En Syrie, la mort ne suffit pas à mettre fin aux épreuves – par Aurélien Pialou
A lire les dépêches concernant la Syrie, la situation dans ce pays serait simple. Des manifestants ou des opposants sont arrêtés chez eux ou dans la rue. Plus ou moins concernés par la contestation, ils sont placés en détention, pour les uns, liquidés, pour d’autres. Les derniers disparaissent à jamais. L’affrontement se ferait donc entre « vivants ». Or, à regarder de près les dernières évolutions, la réalité est un peu plus complexe. Dans la Syrie actuelle, la mort n’est pas une rédemption. Un opposant, en mourant, ne devient pas pour autant un « bon opposant ».
De longs cortèges se mettent en branle dans le quartier de Mezzeh, à Damas. Ils suivent les dépouilles d’opposants récemment décédés. Quelques jours plus tard, la nouvelle commence à circuler : les corps des victimes – peut-être sept en tout – ont été récupérés en échange de la remise en liberté d’un officier récemment enlevé. Le troc concerne donc d’un côté un vivant et de l’autre des morts. A un non averti, un tel échange peut paraître étrange. Il indique en effet que, en quittant ce monde, un individu décédé n’en a pas terminé avec son parcours d’opposant. Il en a sans doute fini avec la vie. Mais, parvenu dans l’au-delà, il reste pour le régime un suspect. Il se transforme même en une terrible menace : celle du corps martyr derrière lequel les foules vont converger pour poursuivre ou relancer la contestation. Son corps est froid, mais il constitue pour le régime un défi sans cesse renouvelé. Sa dépouille n’a même pas besoin pour cela de porter, apparentes, les traces des tortures qu’il a généralement subies.
Autre exemple, plusieurs fois répété en des lieux divers. Depuis des jours, des familles d’une banlieue de Damas attendent fébrilement le vendredi pour clamer leur colère. Il y a quelque temps, elles ont été prévenues par les services de sécurité que certains de leurs proches étaient décédés. Mais, impossible d’en récupérer les corps. Avec obstination, les services de sécurité nient être impliqués dans leur disparition, qu’ils imputent à des « forces étrangères » ou à des « terroristes ». Les familles endeuillées, qui ne veulent pas renier le combat des défunts, refusent d’ajouter à la tristesse de leur perte l’humiliation d’une négociation des conditions de leur restitution. En ce vendredi d’attente, les habitants du quartier se réunissent et se préparent à sortir de la mosquée. Le slogan a circulé : « Nous exigeons les corps ». La porte franchie, le cortège est aussitôt dispersée. Les obus sont étrangement tombés vers le lieu où la foule convergeait.
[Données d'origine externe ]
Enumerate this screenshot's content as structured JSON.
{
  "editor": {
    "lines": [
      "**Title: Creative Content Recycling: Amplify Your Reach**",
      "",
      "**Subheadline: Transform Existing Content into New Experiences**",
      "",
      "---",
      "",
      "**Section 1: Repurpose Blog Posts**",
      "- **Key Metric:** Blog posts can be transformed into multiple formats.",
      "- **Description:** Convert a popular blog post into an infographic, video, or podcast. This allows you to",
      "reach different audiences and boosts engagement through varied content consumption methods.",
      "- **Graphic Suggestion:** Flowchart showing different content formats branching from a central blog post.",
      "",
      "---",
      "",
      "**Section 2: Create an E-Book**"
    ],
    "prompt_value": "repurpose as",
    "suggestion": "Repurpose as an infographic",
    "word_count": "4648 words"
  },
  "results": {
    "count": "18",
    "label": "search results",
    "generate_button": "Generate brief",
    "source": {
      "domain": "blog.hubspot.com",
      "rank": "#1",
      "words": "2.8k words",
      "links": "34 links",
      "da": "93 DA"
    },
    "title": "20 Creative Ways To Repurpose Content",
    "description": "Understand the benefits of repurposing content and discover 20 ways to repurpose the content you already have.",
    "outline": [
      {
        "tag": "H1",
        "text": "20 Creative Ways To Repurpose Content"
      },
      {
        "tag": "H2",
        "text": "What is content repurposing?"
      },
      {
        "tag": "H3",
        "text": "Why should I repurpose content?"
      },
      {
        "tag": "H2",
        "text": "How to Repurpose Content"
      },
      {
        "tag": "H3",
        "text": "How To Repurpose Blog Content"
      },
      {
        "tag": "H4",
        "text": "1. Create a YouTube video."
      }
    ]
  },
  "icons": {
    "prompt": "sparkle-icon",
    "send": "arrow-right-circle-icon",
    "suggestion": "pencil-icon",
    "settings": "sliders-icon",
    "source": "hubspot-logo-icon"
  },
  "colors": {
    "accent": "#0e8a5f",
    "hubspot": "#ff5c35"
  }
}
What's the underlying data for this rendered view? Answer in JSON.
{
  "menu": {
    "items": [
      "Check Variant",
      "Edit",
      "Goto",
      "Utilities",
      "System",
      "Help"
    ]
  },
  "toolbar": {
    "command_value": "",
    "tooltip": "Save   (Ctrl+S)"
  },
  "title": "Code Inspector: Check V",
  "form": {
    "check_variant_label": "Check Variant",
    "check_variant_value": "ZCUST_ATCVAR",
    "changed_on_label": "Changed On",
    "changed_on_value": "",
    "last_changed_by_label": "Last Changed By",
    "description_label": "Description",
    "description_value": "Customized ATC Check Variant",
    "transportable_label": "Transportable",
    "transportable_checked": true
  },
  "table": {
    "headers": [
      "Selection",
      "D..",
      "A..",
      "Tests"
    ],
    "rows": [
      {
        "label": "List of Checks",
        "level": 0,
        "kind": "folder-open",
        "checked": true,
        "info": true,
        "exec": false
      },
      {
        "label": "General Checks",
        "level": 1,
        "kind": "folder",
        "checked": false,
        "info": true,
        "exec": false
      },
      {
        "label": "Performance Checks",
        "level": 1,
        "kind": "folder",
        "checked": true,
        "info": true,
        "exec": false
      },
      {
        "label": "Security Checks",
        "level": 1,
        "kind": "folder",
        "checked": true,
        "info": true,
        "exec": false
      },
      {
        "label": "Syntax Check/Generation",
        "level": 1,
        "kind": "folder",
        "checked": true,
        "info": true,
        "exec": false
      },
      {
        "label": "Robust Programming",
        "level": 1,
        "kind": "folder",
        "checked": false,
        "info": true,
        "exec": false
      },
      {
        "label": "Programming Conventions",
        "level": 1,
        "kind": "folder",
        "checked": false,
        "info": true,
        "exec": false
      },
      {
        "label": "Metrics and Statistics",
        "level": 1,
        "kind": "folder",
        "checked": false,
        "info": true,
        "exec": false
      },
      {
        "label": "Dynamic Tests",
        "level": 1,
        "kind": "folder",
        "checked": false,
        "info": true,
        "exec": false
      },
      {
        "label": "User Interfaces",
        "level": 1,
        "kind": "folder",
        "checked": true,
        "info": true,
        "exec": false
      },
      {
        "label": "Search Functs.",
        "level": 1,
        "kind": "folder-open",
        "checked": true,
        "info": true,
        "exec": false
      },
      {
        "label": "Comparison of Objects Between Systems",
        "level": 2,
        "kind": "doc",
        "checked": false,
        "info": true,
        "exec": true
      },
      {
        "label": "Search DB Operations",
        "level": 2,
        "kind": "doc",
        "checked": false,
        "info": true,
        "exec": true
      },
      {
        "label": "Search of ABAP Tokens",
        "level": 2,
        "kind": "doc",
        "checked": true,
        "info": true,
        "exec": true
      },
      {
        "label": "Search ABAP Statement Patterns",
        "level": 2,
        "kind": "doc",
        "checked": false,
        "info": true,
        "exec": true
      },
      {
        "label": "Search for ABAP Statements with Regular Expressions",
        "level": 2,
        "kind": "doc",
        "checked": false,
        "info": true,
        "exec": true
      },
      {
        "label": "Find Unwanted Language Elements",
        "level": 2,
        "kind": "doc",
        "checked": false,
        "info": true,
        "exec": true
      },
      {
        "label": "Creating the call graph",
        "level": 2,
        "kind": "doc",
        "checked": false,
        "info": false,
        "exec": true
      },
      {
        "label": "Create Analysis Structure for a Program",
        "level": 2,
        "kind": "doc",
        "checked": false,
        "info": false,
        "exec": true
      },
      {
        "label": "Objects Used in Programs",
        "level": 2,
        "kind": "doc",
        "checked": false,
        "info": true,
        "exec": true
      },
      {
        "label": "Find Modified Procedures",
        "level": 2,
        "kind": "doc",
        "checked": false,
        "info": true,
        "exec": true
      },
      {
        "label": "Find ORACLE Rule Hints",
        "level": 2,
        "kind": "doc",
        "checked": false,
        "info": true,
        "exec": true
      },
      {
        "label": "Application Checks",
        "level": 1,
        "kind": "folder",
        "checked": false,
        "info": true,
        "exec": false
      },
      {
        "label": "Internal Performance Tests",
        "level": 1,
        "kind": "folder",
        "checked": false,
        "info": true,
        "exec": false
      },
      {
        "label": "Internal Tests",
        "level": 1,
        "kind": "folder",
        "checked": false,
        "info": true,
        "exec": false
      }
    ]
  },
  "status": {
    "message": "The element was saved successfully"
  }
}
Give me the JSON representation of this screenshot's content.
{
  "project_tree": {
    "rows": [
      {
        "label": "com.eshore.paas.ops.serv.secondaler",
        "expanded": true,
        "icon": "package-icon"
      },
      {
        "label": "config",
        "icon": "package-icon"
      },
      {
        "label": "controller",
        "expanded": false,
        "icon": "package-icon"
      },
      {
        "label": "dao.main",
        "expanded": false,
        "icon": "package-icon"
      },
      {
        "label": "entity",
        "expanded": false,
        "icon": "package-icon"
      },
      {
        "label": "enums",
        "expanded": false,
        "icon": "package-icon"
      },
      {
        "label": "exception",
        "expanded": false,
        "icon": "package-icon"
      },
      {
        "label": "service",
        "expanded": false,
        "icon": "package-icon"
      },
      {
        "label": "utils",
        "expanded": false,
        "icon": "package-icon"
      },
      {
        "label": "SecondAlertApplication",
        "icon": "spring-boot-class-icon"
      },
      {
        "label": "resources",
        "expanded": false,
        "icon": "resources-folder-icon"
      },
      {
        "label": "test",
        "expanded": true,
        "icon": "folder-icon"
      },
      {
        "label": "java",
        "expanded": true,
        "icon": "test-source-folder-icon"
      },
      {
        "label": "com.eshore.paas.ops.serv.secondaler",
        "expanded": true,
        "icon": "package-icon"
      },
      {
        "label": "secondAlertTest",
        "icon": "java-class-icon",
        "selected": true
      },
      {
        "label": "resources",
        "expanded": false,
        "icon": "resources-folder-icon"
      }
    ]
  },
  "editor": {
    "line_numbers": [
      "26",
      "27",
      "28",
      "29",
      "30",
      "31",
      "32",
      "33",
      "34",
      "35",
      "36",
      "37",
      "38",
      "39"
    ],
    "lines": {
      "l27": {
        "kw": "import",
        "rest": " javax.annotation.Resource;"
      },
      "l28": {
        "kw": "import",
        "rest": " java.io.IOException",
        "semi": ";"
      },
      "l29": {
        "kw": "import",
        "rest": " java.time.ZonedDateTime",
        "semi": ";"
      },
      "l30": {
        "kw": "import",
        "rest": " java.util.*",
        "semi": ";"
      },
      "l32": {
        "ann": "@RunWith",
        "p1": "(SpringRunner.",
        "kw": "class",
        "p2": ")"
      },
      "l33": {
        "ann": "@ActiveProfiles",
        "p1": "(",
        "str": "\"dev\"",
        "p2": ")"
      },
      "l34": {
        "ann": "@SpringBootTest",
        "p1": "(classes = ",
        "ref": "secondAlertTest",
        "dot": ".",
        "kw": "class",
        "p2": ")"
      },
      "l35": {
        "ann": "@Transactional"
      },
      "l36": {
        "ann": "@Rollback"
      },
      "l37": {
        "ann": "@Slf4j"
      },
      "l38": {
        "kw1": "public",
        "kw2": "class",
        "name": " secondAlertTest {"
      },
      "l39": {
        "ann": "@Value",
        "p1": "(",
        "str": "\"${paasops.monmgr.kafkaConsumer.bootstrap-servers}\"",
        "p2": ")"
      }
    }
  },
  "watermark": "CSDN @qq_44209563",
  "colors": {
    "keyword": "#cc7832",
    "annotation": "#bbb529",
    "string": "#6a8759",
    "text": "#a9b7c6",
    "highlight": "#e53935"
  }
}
Dernier exemple, trop souvent malheureusement répété. Certaines victimes ne peuvent même pas recevoir un dernier hommage, leurs corps n’ayant pas été restitués. Voici donc des enterrements sans mort, simples hommages rendus à des cercueils vides, privés de ceux auxquels ils étaient destinés. Il y a quelques semaines, la capitale a accueilli un grand rassemblement de ce type. L’événement a tout de suite suscité un immense sentiment de solidarité de la part des agents de sécurité : en signe de compassion partagée, ils ont roué de coups la plupart des participants. A deux cent kilomètres plus au Nord, sur un autre théâtre, dans la ville où l’individu était décédé, les négociations se faisaient plus intenses. L’homme enterré à Damas connaissait une vie après la mort. Tombé dans un quartier de rebelle, il ne pouvait en sortir sans l’assentiment des forces de sécurité. Elles avaient posé leur condition : la famille devait nier. Celle-ci refuse. Il faudra donc l’enterrer sur place, et tant pis pour ses parents qui ne pourront jamais le revoir. Mais le problème reste entier : il n’y a pas de place pour lui là où il est. Après d’intenses négociations entre institutions de la ville et réseaux humanitaires, une solution est trouvée. Étrangement, le jour où a lieu la réception du corps, les obus s’abattent au même endroit.
Dans la Syrie actuelle, la mort ne suffit pas à expier. Un terroriste – surtout s’il n’a pas d’armes et s’il s’agit d’un civil décédé sous la torture – reste une menace grave pour la sureté de l’Etat. Par un étrange paradoxe, ce type de comportement aliène de plus en plus de Syriens aux services en charge de leur protection.